De toute évidence, en se réfugiant dans le silence, le président Zeroual s'efforce de banaliser cette dramatique péripétie. Mais ce silence est lourd de conséquences pour l'Algérie.

Élu démocratiquement, à une large majorité, chef de l'État algérien, Liamine Zeroual aurait pu, avec la légitimité et l'autorité qui s'attachent à sa fonction, condamner fermement ces crimes et exprimer la peine et l'indignation du peuple algérien.

Alors que même le gouvernement iranien et des dirigeants du Front islamique du salut ont élevé de vigoureuses protestations, le silence de l'Algérie officielle est pesant.

Il attriste les amis de l'Algérie, qui souffrent de voir l'image ce pays noircie dans le monde par la haine, la violence et le fanatisme. Il réjouit ceux qui voudraient faire croire que l'Algérie est peuplée d'une immense majorité de fanatiques, tous plus ou moins complices du terrorisme.

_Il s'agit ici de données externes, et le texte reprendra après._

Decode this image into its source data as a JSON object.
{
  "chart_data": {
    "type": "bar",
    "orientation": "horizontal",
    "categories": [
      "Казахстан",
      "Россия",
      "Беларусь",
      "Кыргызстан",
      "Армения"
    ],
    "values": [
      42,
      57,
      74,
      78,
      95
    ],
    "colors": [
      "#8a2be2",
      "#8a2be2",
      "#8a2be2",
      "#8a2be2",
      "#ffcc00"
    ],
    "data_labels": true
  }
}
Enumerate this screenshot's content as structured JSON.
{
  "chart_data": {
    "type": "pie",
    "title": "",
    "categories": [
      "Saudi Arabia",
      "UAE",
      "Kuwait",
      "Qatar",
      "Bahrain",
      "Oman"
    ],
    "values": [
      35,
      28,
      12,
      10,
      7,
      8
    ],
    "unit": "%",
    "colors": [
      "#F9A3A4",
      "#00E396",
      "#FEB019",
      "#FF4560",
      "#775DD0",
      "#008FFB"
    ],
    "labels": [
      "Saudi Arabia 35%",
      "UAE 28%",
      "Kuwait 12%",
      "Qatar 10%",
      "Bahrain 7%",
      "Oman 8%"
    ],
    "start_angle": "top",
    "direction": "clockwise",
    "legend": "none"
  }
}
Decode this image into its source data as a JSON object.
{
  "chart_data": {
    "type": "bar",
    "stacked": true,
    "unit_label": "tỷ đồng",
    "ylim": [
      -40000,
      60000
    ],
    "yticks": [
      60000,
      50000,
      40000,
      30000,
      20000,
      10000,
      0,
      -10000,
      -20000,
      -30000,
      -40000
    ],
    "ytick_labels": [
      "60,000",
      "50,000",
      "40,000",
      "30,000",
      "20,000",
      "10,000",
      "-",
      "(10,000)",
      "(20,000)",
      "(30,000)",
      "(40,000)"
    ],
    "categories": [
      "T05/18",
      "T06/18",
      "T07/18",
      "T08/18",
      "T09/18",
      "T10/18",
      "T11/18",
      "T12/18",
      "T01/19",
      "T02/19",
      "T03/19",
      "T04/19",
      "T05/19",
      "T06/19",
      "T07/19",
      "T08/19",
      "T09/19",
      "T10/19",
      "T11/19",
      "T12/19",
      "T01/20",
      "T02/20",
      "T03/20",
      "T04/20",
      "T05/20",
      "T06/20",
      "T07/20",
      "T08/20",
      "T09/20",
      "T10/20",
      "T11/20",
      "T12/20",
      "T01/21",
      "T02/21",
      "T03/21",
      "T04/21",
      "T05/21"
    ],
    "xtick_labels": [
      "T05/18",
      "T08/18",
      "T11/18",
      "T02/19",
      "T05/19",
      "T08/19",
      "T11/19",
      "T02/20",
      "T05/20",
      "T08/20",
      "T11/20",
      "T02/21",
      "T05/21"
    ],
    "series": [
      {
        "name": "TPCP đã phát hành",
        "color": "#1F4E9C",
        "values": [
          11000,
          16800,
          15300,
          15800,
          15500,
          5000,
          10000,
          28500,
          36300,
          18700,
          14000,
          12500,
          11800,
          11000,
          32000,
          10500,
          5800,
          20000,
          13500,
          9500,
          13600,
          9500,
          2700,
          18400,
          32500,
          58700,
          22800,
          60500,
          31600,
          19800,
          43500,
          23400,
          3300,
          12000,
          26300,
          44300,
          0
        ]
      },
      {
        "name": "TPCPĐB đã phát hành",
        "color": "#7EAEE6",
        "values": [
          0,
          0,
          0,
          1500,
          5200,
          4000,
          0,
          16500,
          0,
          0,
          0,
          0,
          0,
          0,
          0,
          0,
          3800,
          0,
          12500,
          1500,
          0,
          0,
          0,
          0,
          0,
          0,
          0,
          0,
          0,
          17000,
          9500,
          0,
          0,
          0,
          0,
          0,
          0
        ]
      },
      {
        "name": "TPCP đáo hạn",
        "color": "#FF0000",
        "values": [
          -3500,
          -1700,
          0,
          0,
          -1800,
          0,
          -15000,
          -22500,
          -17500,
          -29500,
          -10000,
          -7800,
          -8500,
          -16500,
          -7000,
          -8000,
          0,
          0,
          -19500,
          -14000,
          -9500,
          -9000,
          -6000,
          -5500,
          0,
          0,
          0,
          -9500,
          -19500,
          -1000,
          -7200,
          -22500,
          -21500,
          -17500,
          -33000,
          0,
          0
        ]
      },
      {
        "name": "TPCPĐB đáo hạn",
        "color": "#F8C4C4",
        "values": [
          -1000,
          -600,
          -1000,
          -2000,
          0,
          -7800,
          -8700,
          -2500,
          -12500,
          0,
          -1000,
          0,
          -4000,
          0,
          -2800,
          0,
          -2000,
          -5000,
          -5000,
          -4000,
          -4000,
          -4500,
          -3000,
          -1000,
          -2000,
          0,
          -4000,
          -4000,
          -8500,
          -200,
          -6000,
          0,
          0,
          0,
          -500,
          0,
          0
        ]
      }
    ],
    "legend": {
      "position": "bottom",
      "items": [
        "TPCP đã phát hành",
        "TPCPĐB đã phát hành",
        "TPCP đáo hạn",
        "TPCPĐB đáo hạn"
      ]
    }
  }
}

Certes, pour les dirigeants algériens et pour l'opinion publique algérienne, l'assassinat des moines français, si horrible soit-il, n'est qu'un acte de violence parmi d'autres, parmi cette interminable série de crimes, de massacres dont les Algériens sont victimes depuis si longtemps. Et peut-être y a-t-il, de l'autre côté de la Méditerranée, un certain agacement à voir que l'opinion publique internationale s'émeut pour le martyre des religieux français, alors qu'elle paraît si souvent indifférente, ou du moins résignée, aux souffrances subies quotidiennement par le peuple algérien.

Mais la médiatisation dont a été l'objet le drame de ces derniers jours n'offrait-elle pas précisément au président Zeroual l'occasion, au-delà de la condamnation, de sensibiliser l'opinion internationale sur le calvaire vécu par le peuple algérien, l'occasion de solliciter la compréhension et le soutien des États dans le combat difficile mené par les autorités algériennes et par les démocrates du pays ? L'occasion aussi, en partageant publiquement l'émotion du peuple français, de susciter chez nos compatriotes – qui, trop souvent, ne regardent l'Algérie qu'à travers leurs rancœurs ou leurs préjugés – un sentiment de douloureuse solidarité dans l'épreuve entre les deux pays.

Ce serait, en tout cas, un triste paradoxe si la mort de ces moines, qui ont consacré leur vie, jusqu'au sacrifice suprême, à la fraternité entre les hommes et plus particulièrement, entre Algériens et Français, si cette mort qui devrait unir les deux peuples dans une même tristesse, une même indignation et une même détermination à lutter contre la barbarie, avait pour conséquence, en raison du silence des autorités algériennes, d'aggraver, entre les deux rives de la Méditerranée, l'incompréhension et la rancœur.